Concept: APIs Outside Dataiku

At this point, we have demonstrated using the Dataiku APIs in many ways from inside the platform. In this lesson, you will learn how the same APIs can be used outside Dataiku.

Using APIs outside Dataiku can be useful in a number of situations. For example:

  • to analyze a Dataiku dataset from your local computer;

  • to deploy a project from the Design node to the Automation node;

  • to manage Dataiku instance settings from your computer;

  • … and much more!

Let’s focus again on Python. Using “pip”, you can install the two Dataiku API packages dataiku and dataikuapi on your computer.

Follow the Documentation

The product documentation guides you through the steps for using the Python clients of the Dataiku APIs outside DSS. The additional notes provided here will talk you through some of the steps described in the documentation.

Note

Be careful to use a version of Python that is compatible with your Dataiku infrastructure. Code environments in Dataiku can help you to manage different versions of Python on your Dataiku instance. You can find more information about Python code environments in the product documentation.

Installing the dataiku Package Outside Dataiku

This section of the product documentation explains how to use the dataiku package externally.
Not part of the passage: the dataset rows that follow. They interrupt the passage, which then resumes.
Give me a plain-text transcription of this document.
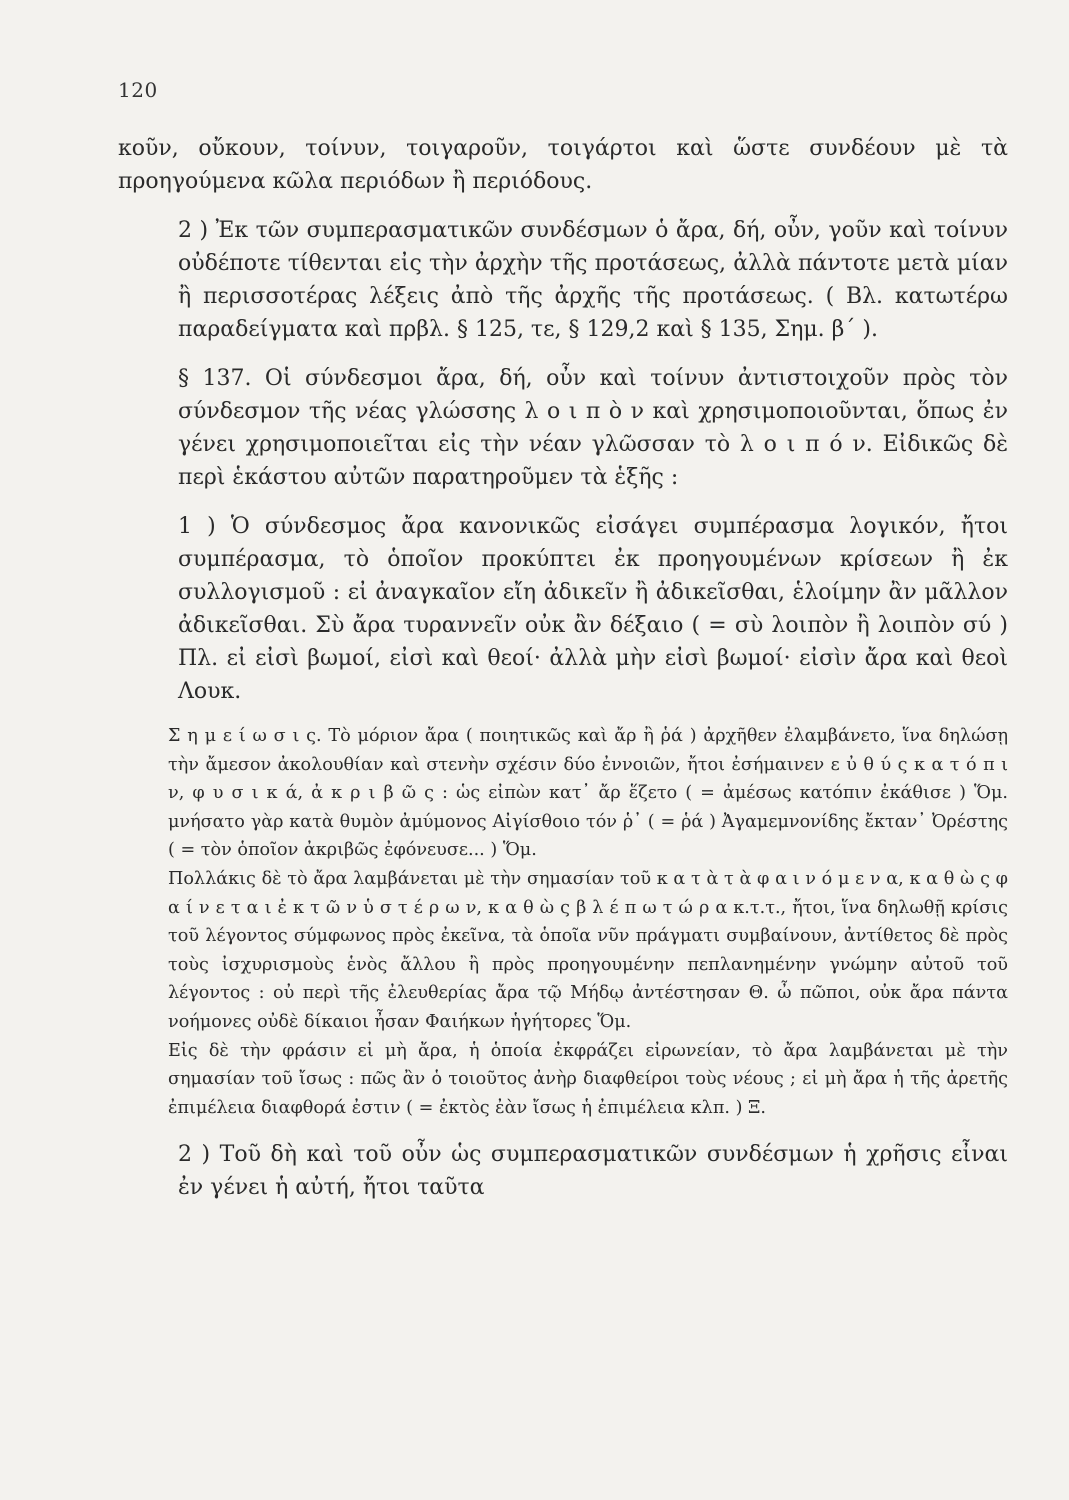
120

κοῦν, οὔκουν, τοίνυν, τοιγαροῦν, τοιγάρτοι καὶ ὥστε συνδέουν μὲ τὰ προηγούμενα κῶλα περιόδων ἢ περιόδους.

2 ) Ἐκ τῶν συμπερασματικῶν συνδέσμων ὁ ἄρα, δή, οὖν, γοῦν καὶ τοίνυν οὐδέποτε τίθενται εἰς τὴν ἀρχὴν τῆς προτάσεως, ἀλλὰ πάντοτε μετὰ μίαν ἢ περισσοτέρας λέξεις ἀπὸ τῆς ἀρχῆς τῆς προτάσεως. ( Βλ. κατωτέρω παραδείγματα καὶ πρβλ. § 125, τε, § 129,2 καὶ § 135, Σημ. β΄ ).

§ 137. Οἱ σύνδεσμοι ἄρα, δή, οὖν καὶ τοίνυν ἀντιστοιχοῦν πρὸς τὸν σύνδεσμον τῆς νέας γλώσσης λ ο ι π ὸ ν καὶ χρησιμοποιοῦνται, ὅπως ἐν γένει χρησιμοποιεῖται εἰς τὴν νέαν γλῶσσαν τὸ λ ο ι π ό ν. Εἰδικῶς δὲ περὶ ἑκάστου αὐτῶν παρατηροῦμεν τὰ ἑξῆς :

1 ) Ὁ σύνδεσμος ἄρα κανονικῶς εἰσάγει συμπέρασμα λογικόν, ἤτοι συμπέρασμα, τὸ ὁποῖον προκύπτει ἐκ προηγουμένων κρίσεων ἢ ἐκ συλλογισμοῦ : εἰ ἀναγκαῖον εἴη ἀδικεῖν ἢ ἀδικεῖσθαι, ἑλοίμην ἂν μᾶλλον ἀδικεῖσθαι. Σὺ ἄρα τυραννεῖν οὐκ ἂν δέξαιο ( = σὺ λοιπὸν ἢ λοιπὸν σύ ) Πλ. εἰ εἰσὶ βωμοί, εἰσὶ καὶ θεοί· ἀλλὰ μὴν εἰσὶ βωμοί· εἰσὶν ἄρα καὶ θεοὶ Λουκ.

Σ η μ ε ί ω σ ι ς. Τὸ μόριον ἄρα ( ποιητικῶς καὶ ἄρ ἢ ῥά ) ἀρχῆθεν ἐλαμβάνετο, ἵνα δηλώσῃ τὴν ἄμεσον ἀκολουθίαν καὶ στενὴν σχέσιν δύο ἐννοιῶν, ἤτοι ἐσήμαινεν ε ὐ θ ύ ς κ α τ ό π ι ν, φ υ σ ι κ ά, ἀ κ ρ ι β ῶ ς : ὡς εἰπὼν κατ᾽ ἄρ ἕζετο ( = ἀμέσως κατόπιν ἐκάθισε ) Ὅμ. μνήσατο γὰρ κατὰ θυμὸν ἀμύμονος Αἰγίσθοιο τόν ῥ᾽ ( = ῥά ) Ἀγαμεμνονίδης ἔκταν᾽ Ὀρέστης ( = τὸν ὁποῖον ἀκριβῶς ἐφόνευσε... ) Ὅμ.

Πολλάκις δὲ τὸ ἄρα λαμβάνεται μὲ τὴν σημασίαν τοῦ κ α τ ὰ τ ὰ φ α ι ν ό μ ε ν α, κ α θ ὼ ς φ α ί ν ε τ α ι ἐ κ τ ῶ ν ὑ σ τ έ ρ ω ν, κ α θ ὼ ς β λ έ π ω τ ώ ρ α κ.τ.τ., ἤτοι, ἵνα δηλωθῇ κρίσις τοῦ λέγοντος σύμφωνος πρὸς ἐκεῖνα, τὰ ὁποῖα νῦν πράγματι συμβαίνουν, ἀντίθετος δὲ πρὸς τοὺς ἰσχυρισμοὺς ἑνὸς ἄλλου ἢ πρὸς προηγουμένην πεπλανημένην γνώμην αὐτοῦ τοῦ λέγοντος : οὐ περὶ τῆς ἐλευθερίας ἄρα τῷ Μήδῳ ἀντέστησαν Θ. ὦ πῶποι, οὐκ ἄρα πάντα νοήμονες οὐδὲ δίκαιοι ἦσαν Φαιήκων ἡγήτορες Ὅμ.

Εἰς δὲ τὴν φράσιν εἰ μὴ ἄρα, ἡ ὁποία ἐκφράζει εἰρωνείαν, τὸ ἄρα λαμβάνεται μὲ τὴν σημασίαν τοῦ ἴσως : πῶς ἂν ὁ τοιοῦτος ἀνὴρ διαφθείροι τοὺς νέους ; εἰ μὴ ἄρα ἡ τῆς ἀρετῆς ἐπιμέλεια διαφθορά ἐστιν ( = ἐκτὸς ἐὰν ἴσως ἡ ἐπιμέλεια κλπ. ) Ξ.

2 ) Τοῦ δὴ καὶ τοῦ οὖν ὡς συμπερασματικῶν συνδέσμων ἡ χρῆσις εἶναι ἐν γένει ἡ αὐτή, ἤτοι ταῦτα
You can pip install the package, but since it is not publicly available, you have to download it from your Dataiku instance in one of three ways:

  • directly through pip,

  • in a requirements.txt file or

  • manually with download.

These three methods are equivalent, and you can choose whichever method is the most convenient for you. The first one is the most direct one (only one step).
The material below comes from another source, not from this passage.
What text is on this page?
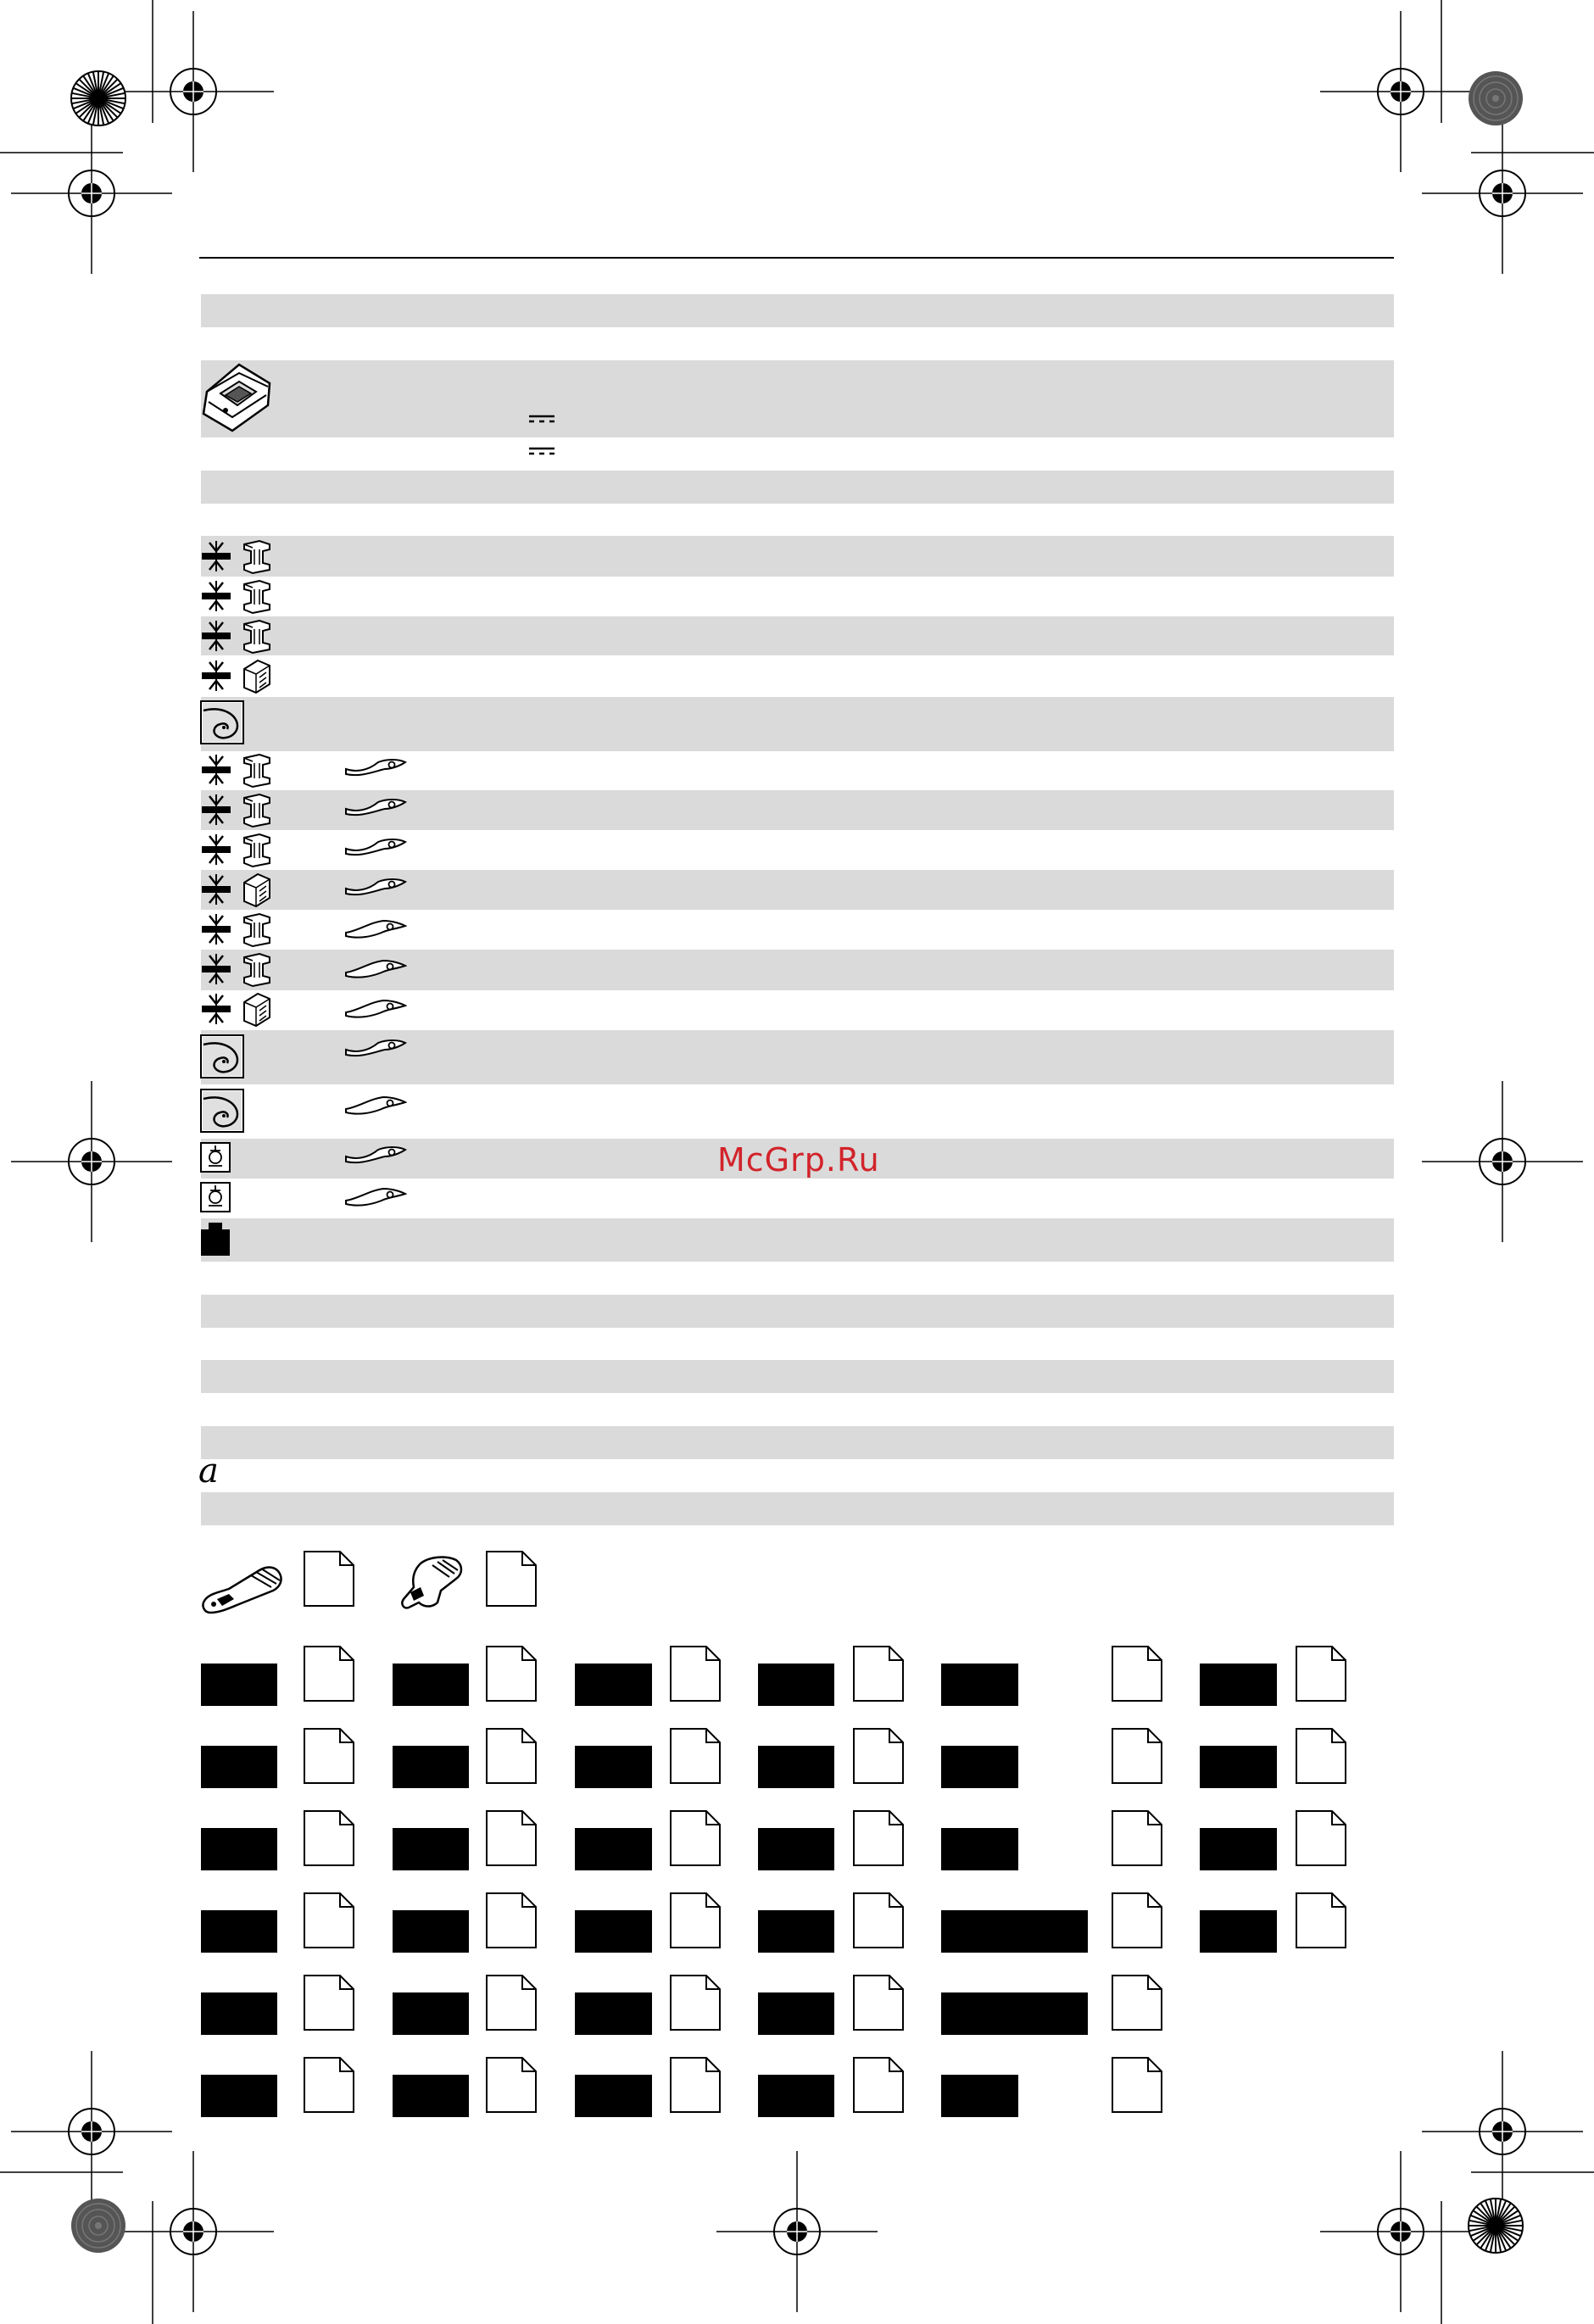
McGrp.Ru
a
When using the APIs inside Dataiku, you do not need to provide any authentication details (since you are already logged in to DSS). Outside Dataiku however, you have to set up the connection with your DSS account.

As covered in the documentation, you have various options for setting up the connection with your Dataiku account: by using code, environment variables, or a configuration file.

For all of these options:

  • You will need your DSS_HOST and DSS_PORT. These can be found in your DSS URL. For instance, if your home URL is http://localhost:10000/home/, then your DSS_HOST is “localhost” and your port is “10000”.

  • You will also need an API key. More details about this are available at the end of the tutorial.

Once you have completed the installation, you can use functions from the dataiku package as you normally would from within your DSS instance. For example, the code below accesses a specific dataset and looks at the data.

Terminal output using the API to view a dataset.

Note

Once you have installed the dataiku package, you can create a DSSClient from it, and leverage the public API functions as you would do inside DSS. You do not need to also install the dataikuapi package. This is also noted in the product documentation.

Follow the instructions in the next section if you want to directly access the public API (HTTP REST method) instead of using the recommended Python client.

Creating a DSS Client Externally

You can also directly use the public API outside Dataiku by following the product documentation. From there, you can very easily create a DSS client externally to perform all the administrative tasks needed in your project.

Let’s take a look at the steps mentioned in the product documentation above:

  • You need to pip install the package dataiku-api-client. It is publicly available to anyone, even if they are not users of Dataiku DSS.

  • After a successful installation, you can use the dataikuapi package like any other package in your installation of Python.

The example below creates a DSS client and creates a new user on the platform.

Terminal output creating a DSS client.

You may have noticed that both packages require an API key to be used externally. However, the key’s usage differs:

  • Using the dataiku package, you just need to set up the connection to your instance once.

  • Using the public API, you have to authenticate yourself with an API key every time you create a DSSClient.

Types of API Keys

As you just saw, the need for an API key is one difference when using the APIs outside Dataiku:

  • Inside Dataiku, you do not need to provide an API key. As you’re already logged in, Dataiku inherits the necessary credentials.

  • When using the APIs from the outside Dataiku, you have to identify yourself using an API key.

API keys can be either personal, project-level, or global

We encourage you to create your own personal API key for use on all projects. API keys can be created in Profile & Settings > API keys. This key will give you the rights to perform externally what you can do inside Dataiku, but not more. In other words, you have the same rights and limitations whether you’re acting from inside or outside Dataiku.

Dataiku screenshot showing where to find API keys.

The other types of keys are more specific:

  • Project-level keys give you rights for the project only.

  • Global keys can only be created by an administrator to have the rights on all projects.